Hospitality tech entered the modern era. We’ve moved beyond monolithic systems and now build with API-first platforms, modular stacks, and composable frontends. Technology can finally support—not slow down—guest experience and hotel operations.
With microservices and Kubernetes, we’re building systems that move at the speed of hospitality. But something is coming that will change everything.
We Have a Stitching Problem
Despite the rise of robust APIs—from legacy platforms like Oracle’s OHIP to native-first solutions like Apaleo or Daylight PMS—our industry still suffers from fragmentation.
A guest wants to upgrade their room, book a spa, redeem loyalty points, and get late checkout. And yes, technically, it’s all possible. APIs are connected. Headless interfaces are running.
But what are we actually delivering? A six-step booking journey. Three separate app tiles. A redirect to a spa microsite. And finally—a call to the front desk.
Each service works in isolation. But together? It’s still stitched, not seamless.
Something About to Happen
If you’ve already invested in modern architecture—custom middleware, data platforms, MACH-aligned partners—you’re on the edge of something transformative.
Agent-to-Agent (A2A) architecture is redefining how systems collaborate. These aren’t chatbots. They’re lightweight, goal-oriented agents that coordinate business logic—not just call APIs.
They operate through something like the Model Context Protocol (MCP)—a shared layer of structured context that tells agents:
- What APIs exist and how to use them
- What business rules and constraints apply
- How key concepts relate (room types, rates, benefits)
- What’s happening right now (availability, loyalty tier, pricing)
This context gives agents the ability to reason. To pursue goals. To make trade-offs on behalf of the guest and the business.
Imagine that same guest journey—reimagined.
They open your app. It’s their birthday. They qualify for an upgrade. Spa slots are available. Late checkout is possible.
The agentic layer instructs the frontend to assemble a purpose-built, adaptive interface tailored to that guest. A brand agent ensures the tone, design, and flow feel unmistakably on-brand—yet deeply personal.
One application. A thousand experiences. Context and goal-driven, personalised. Not in a chat, but in an interface composed just for you.
The Next-Gen Hospitality Tech Stack
This shift goes beyond AI hype. It’s a deeper transformation in how we design systems and surface experiences.
We’ve moved from MS-DOS to Windows, through skeuomorphism, material design, and into the chat era with ChatGPT.
But chat isn’t the destination—it’s just a temporary interface trend.
We’re now circling back to visual interfaces—but this time, powered by context and driven by goals. Adaptive. Intelligent. Interfaces that guide, rather than react.
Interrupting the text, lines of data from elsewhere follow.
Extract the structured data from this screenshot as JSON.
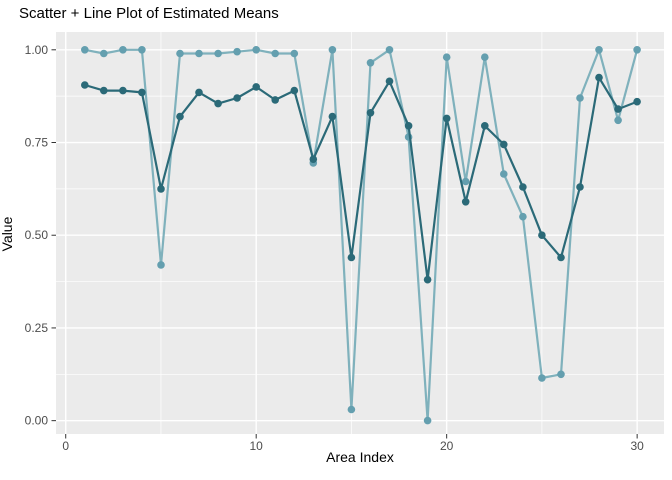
{
  "chart_data": {
    "type": "line",
    "title": "Scatter + Line Plot of Estimated Means",
    "xlabel": "Area Index",
    "ylabel": "Value",
    "x": [
      1,
      2,
      3,
      4,
      5,
      6,
      7,
      8,
      9,
      10,
      11,
      12,
      13,
      14,
      15,
      16,
      17,
      18,
      19,
      20,
      21,
      22,
      23,
      24,
      25,
      26,
      27,
      28,
      29,
      30
    ],
    "series": [
      {
        "name": "light-teal-series",
        "line_color": "#7FB1BC",
        "point_color": "#649FAF",
        "values": [
          1.0,
          0.99,
          1.0,
          1.0,
          0.42,
          0.99,
          0.99,
          0.99,
          0.995,
          1.0,
          0.99,
          0.99,
          0.695,
          1.0,
          0.03,
          0.965,
          1.0,
          0.765,
          0.0,
          0.98,
          0.645,
          0.98,
          0.665,
          0.55,
          0.115,
          0.125,
          0.87,
          1.0,
          0.81,
          1.0
        ]
      },
      {
        "name": "dark-teal-series",
        "line_color": "#2B6A78",
        "point_color": "#2B6A78",
        "values": [
          0.905,
          0.89,
          0.89,
          0.885,
          0.625,
          0.82,
          0.885,
          0.855,
          0.87,
          0.9,
          0.865,
          0.89,
          0.705,
          0.82,
          0.44,
          0.83,
          0.915,
          0.795,
          0.38,
          0.815,
          0.59,
          0.795,
          0.745,
          0.63,
          0.5,
          0.44,
          0.63,
          0.925,
          0.84,
          0.86
        ]
      }
    ],
    "x_ticks": [
      0,
      10,
      20,
      30
    ],
    "x_tick_labels": [
      "0",
      "10",
      "20",
      "30"
    ],
    "y_ticks": [
      0,
      0.25,
      0.5,
      0.75,
      1
    ],
    "y_tick_labels": [
      "0.00",
      "0.25",
      "0.50",
      "0.75",
      "1.00"
    ],
    "x_minor_ticks": [
      5,
      15,
      25
    ],
    "y_minor_ticks": [
      0.125,
      0.375,
      0.625,
      0.875
    ],
    "xlim": [
      -0.51,
      31.41
    ],
    "ylim": [
      -0.036,
      1.048
    ],
    "grid": true,
    "legend": false,
    "panel_bg": "#EBEBEB",
    "grid_color": "#FFFFFF",
    "tick_label_color": "#4D4D4D",
    "tick_mark_color": "#333333"
  }
}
Because a text box, even with OpenAI’s o3 model inside, can’t explore trade-offs or surface dynamic, personalized offers with the nuance a visual UI can.
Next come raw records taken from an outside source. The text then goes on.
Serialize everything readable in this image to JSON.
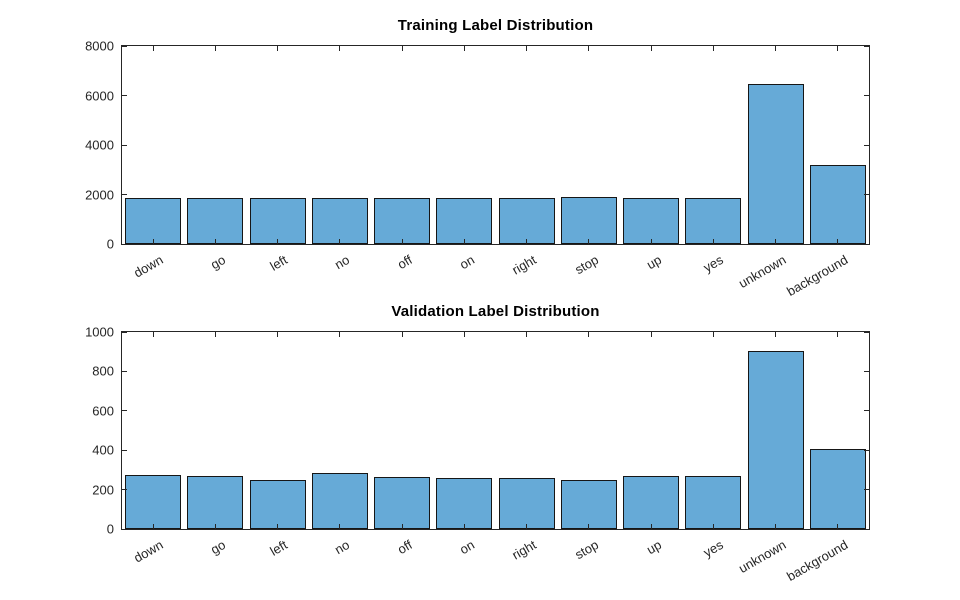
{
  "figure": {
    "background_color": "#ffffff",
    "axis_color": "#262626",
    "tick_label_color": "#262626",
    "title_color": "#000000",
    "bar_face_color": "#66aad7",
    "bar_edge_color": "#161616"
  },
  "chart_data": [
    {
      "type": "bar",
      "title": "Training Label Distribution",
      "categories": [
        "down",
        "go",
        "left",
        "no",
        "off",
        "on",
        "right",
        "stop",
        "up",
        "yes",
        "unknown",
        "background"
      ],
      "values": [
        1845,
        1860,
        1840,
        1855,
        1840,
        1865,
        1850,
        1900,
        1840,
        1865,
        6450,
        3200
      ],
      "xlabel": "",
      "ylabel": "",
      "ylim": [
        0,
        8000
      ],
      "yticks": [
        0,
        2000,
        4000,
        6000,
        8000
      ],
      "grid": false,
      "legend": null,
      "bar_width_fraction": 0.9,
      "x_label_rotation_deg": 30
    },
    {
      "type": "bar",
      "title": "Validation Label Distribution",
      "categories": [
        "down",
        "go",
        "left",
        "no",
        "off",
        "on",
        "right",
        "stop",
        "up",
        "yes",
        "unknown",
        "background"
      ],
      "values": [
        272,
        268,
        251,
        283,
        262,
        260,
        259,
        250,
        271,
        268,
        905,
        405
      ],
      "xlabel": "",
      "ylabel": "",
      "ylim": [
        0,
        1000
      ],
      "yticks": [
        0,
        200,
        400,
        600,
        800,
        1000
      ],
      "grid": false,
      "legend": null,
      "bar_width_fraction": 0.9,
      "x_label_rotation_deg": 30
    }
  ]
}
That’s why even most hospitality chatbots resort to buttons, tiles, and image-based flows. Not because chat failed—but because UI is still how people make decisions.
The next-gen interface isn’t chat. It’s goal-based. Agent-powered. Adaptive.
In the past five years, hospitality finally caught up with modern tech. But the next leap is already here—and those who ignore it may fall behind again.
We don’t need to replace the stack. We need to recompose it—intelligently.
Let agents handle the logic. Let the interface adapt to intent with context defining the brand. And let the guest experience feel like it was just made for them.